I have been using an 8-bit AVR MCUs to build line-follower robots with students for a few years now. Now I would like to step up to an ARM Cortex-M3 because I'd like to add some more CPU-intensive features like odometry and sensor fusion.
The requirements are:
- 8 analog inputs,
- 4 PWM outputs,
- 2 quadrature encoder inputs,
- serial I/O,
- Self-programming wirelessly without physical access to the robot.
- Multiplatform toolchain + IDE (OS X, Linux, Windows).
The steps I've taken so far are:
I'm using this STM32F103C8 based board. I believe this MCU has everything I need, including the 2 x QEI which I planned to implement in software but this one happens to have it in hardware, so great:
- Board http://eud.dx.com/product/high-quality-cortex-m3-stm32-stm32f103c8t6-development-board-w-swd-interface-844380789
- Programmer http://eud.dx.com/product/st-link-v2-programmer-emulator-mini-stlink-downloader-for-stm8-stm32-mcu-development-board-844380733
I've followed this to set up my toolchain + IDE:
I've found that the documentation for this chip is scattered among a number of PDFs, which I downloaded:
- STM32F103x8 datasheet http://www.st.com/st-web-ui/static/active/en/resource/technical/document/datasheet/CD00161566.pdf
- Reference Manual http://www.st.com/st-web-ui/static/active/en/resource/technical/document/reference_manual/CD00171190.pdf
- A few other documents like AN2606 (memory boot modes), PM0075 (flash programming manual) and AN3155 (serial bootloader protocol), which I'll probably need in the future.

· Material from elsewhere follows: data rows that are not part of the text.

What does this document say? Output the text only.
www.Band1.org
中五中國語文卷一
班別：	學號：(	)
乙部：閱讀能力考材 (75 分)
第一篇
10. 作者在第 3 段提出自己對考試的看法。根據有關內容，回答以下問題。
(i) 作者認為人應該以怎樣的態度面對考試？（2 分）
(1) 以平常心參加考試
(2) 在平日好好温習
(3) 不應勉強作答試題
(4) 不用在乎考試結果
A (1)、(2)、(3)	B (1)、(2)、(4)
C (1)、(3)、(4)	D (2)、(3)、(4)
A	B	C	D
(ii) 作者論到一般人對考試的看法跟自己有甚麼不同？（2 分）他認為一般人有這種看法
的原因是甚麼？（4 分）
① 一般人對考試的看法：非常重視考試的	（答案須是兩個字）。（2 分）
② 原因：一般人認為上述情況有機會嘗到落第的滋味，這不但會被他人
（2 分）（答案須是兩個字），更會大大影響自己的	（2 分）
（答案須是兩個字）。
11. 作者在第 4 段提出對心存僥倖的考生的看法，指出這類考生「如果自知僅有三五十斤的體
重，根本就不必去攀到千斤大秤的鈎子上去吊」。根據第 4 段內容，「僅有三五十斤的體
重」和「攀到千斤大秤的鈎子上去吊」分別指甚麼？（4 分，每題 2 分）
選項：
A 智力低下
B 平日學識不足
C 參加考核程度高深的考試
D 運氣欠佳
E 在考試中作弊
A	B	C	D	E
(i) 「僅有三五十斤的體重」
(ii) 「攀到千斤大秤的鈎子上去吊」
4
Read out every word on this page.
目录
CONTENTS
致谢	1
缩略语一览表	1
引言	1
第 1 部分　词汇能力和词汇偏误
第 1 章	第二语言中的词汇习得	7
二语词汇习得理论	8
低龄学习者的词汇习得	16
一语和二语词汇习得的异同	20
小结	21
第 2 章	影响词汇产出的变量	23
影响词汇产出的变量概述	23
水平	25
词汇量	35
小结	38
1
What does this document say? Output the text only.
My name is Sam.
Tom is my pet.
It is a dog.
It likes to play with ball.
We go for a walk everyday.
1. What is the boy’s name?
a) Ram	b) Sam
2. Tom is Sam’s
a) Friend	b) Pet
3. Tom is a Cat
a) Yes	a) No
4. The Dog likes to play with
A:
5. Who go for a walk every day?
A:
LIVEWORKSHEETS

I also downloaded the STM32F10x standard peripheral library, but that in turn recommended me to get the newer STM32CubeF1, which I believe is just a marketing rename of the above, so I got both:
Finally, I've also got "The Definitive Guide to the ARM Cortex-M3" by Joseph Yiu, which I'm reading as I wait for the boards to arrive.
My questions are:
I'm a bit overwhelmed by documentation, to say the least, and I'm not even sure I got it all. For example, the datasheet and the reference manual state that the chip has 3 timers capable of quadrature encoded inputs. But, I can't find documentation of the registers that control the timers anywhere in the PDFs above. What am I missing?
Should I use the (older?) Standard Peripheral Library, or the (newer?) cube thing? What's the difference? I understand that both libraries save me from manipulating registers directly and are the recommended way to go. Am I right?
Where is the documentation for the libraries (besides the embedded doxygen comments, which are nice and all but I'd rather have a searchable html/pdf)?
I chose Eclipse + GCC ARM + OpenOCD as my toolchain because I consider this is the only option that will run on the 3 main OSes without code size or other limitations. Are there any more options?